DVD review: Top of the Lake

By , December 10, 2013

Top of the Lake

If you need more evidence that cream of the crop dramatic narrative lives in series TV these days and not movies, look no further than the miniseries Top of the Lake. The latest project from New Zealand auteur Jane Campion (if you’re not a film nerd you still remember The Piano right?), Top of the Lake features Detective Robin Griffin (Elisabeth Moss) trying find Tui (Jacqueline Joe) a tween age girl that goes missing after discovering she is pregnant. Tui claims to have no idea who the father is before she goes disappearing into the woods. All the clues point towards Matt (Peter Mullan), Tui’s own father and local big man with as many criminal connections as illegitimate children. Matt’s sway over the rural community is challenged by the appearance of G.J. (Holly Hunteroh yeah I remember The Piano now), a perplexing guru who has set up all female commune on an idyllic lakeside plain, the traditional stomping ground of Matt and his family. Detective Griffin is stuck in the middle. She has affinities for G.J. and her followers but she has tasked herself with solving the case by the book – not only to rescue Tui and her baby, but to spite a patriarchal police force whose good old boys ties with Matt and his gang reek of corruption.
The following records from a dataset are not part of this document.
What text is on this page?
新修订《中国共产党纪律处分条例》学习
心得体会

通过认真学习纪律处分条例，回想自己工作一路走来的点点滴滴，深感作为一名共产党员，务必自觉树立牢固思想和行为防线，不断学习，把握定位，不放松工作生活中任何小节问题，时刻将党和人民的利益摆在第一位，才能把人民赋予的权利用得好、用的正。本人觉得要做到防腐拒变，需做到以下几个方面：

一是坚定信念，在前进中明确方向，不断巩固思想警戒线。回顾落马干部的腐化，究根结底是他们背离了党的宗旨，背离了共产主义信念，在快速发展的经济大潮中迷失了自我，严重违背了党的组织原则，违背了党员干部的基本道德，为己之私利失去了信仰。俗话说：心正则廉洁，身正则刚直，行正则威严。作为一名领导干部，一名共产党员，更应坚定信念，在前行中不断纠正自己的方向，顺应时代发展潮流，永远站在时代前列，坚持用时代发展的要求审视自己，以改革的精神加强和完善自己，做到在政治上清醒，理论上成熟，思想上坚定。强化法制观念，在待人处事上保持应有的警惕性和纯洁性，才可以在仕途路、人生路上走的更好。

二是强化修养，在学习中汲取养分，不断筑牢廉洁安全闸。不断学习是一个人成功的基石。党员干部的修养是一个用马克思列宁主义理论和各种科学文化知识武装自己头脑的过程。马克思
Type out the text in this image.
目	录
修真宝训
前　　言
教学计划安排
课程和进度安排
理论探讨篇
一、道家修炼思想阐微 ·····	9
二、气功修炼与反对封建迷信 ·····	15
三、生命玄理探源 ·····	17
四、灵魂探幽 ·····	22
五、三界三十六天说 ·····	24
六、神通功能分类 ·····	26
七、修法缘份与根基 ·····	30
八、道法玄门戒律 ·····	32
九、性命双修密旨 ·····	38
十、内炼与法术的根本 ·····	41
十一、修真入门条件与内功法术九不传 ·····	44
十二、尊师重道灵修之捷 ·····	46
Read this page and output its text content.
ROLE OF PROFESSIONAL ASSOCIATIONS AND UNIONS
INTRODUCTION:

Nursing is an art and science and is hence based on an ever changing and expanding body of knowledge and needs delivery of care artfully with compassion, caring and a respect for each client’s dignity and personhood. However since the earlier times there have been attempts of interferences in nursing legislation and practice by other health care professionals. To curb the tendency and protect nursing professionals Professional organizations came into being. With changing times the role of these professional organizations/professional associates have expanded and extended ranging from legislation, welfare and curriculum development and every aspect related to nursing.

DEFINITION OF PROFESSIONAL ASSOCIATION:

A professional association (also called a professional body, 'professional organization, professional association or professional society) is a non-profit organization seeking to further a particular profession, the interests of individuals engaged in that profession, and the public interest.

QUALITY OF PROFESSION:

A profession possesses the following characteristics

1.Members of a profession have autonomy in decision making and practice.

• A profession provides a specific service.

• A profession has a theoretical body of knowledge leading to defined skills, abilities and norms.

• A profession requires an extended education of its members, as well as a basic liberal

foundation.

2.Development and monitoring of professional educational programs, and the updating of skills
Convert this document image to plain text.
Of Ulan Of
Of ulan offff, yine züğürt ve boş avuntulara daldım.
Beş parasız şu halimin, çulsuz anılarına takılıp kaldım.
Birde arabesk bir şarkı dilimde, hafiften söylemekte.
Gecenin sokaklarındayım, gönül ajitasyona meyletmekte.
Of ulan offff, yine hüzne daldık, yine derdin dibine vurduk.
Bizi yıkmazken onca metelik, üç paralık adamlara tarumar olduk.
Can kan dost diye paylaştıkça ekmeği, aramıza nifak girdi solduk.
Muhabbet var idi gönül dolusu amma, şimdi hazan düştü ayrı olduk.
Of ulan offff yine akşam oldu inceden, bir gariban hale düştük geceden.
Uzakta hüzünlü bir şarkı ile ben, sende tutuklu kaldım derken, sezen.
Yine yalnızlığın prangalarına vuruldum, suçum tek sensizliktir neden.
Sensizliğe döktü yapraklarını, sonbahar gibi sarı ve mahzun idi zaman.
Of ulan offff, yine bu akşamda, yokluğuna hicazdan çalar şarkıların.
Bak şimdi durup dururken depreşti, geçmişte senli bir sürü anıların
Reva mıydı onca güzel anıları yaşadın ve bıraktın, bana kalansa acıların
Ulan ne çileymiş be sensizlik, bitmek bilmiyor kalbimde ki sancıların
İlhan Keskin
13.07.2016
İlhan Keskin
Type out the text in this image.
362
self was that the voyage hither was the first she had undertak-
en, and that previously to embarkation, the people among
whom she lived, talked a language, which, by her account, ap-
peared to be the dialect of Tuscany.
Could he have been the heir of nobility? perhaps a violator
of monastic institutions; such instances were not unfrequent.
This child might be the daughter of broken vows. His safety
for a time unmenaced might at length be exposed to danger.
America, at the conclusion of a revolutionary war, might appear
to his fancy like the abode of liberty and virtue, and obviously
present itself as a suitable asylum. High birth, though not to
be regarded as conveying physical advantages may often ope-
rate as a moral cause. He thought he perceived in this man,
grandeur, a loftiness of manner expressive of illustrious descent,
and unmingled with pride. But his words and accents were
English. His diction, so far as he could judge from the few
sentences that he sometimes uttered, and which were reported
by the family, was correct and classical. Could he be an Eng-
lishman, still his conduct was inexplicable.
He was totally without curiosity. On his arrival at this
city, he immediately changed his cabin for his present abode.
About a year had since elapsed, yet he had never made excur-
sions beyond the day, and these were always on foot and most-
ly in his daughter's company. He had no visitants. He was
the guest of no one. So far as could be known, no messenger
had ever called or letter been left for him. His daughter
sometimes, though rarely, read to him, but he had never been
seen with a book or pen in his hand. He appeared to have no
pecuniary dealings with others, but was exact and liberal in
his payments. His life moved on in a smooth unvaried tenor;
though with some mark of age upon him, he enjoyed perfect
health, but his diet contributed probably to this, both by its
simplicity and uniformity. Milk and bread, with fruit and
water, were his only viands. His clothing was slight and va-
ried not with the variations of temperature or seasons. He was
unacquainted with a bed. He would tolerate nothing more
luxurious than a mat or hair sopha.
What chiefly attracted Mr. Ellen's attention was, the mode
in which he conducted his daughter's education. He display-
There’s evil in the woods. The lake and the wilderness are as much a part of the story as any of the human characters. It is nothing short of Twin Peaks New Zealand, but where Twin Peaks’ palette is warm, Top of the Lake’s palette is cool. Where Twin Peaks is ironic, Top of the Lake is realistic. Since Mad Men devolved into Dallas, I know I’ve been dying to see Elizabeth Moss go toe to toe with sexist meatheads again. Peter Mullan’s turn as Matt, a conflicted ball of neuroses about to burst at the seams, is the tightest, most engrossing performance of a royal baddest dad since Tony Soprano. (Anyone who thought I was going to write “Walter White” can go watch Sons of Anarchy while drinking beer out of a can.) With astonishing cinematography usually reserved for feature films and powerhouse performances, Top of the Lake deserves to be at the top of your holds queue.

One Response to “DVD review: Top of the Lake”

  1. Matthew Mark Luke & Johnno says:

    Just finished this series last night. Wow. Saw that coming, but…Wow! I wish GJ would go on a motivational speaker tour. or be my life coach.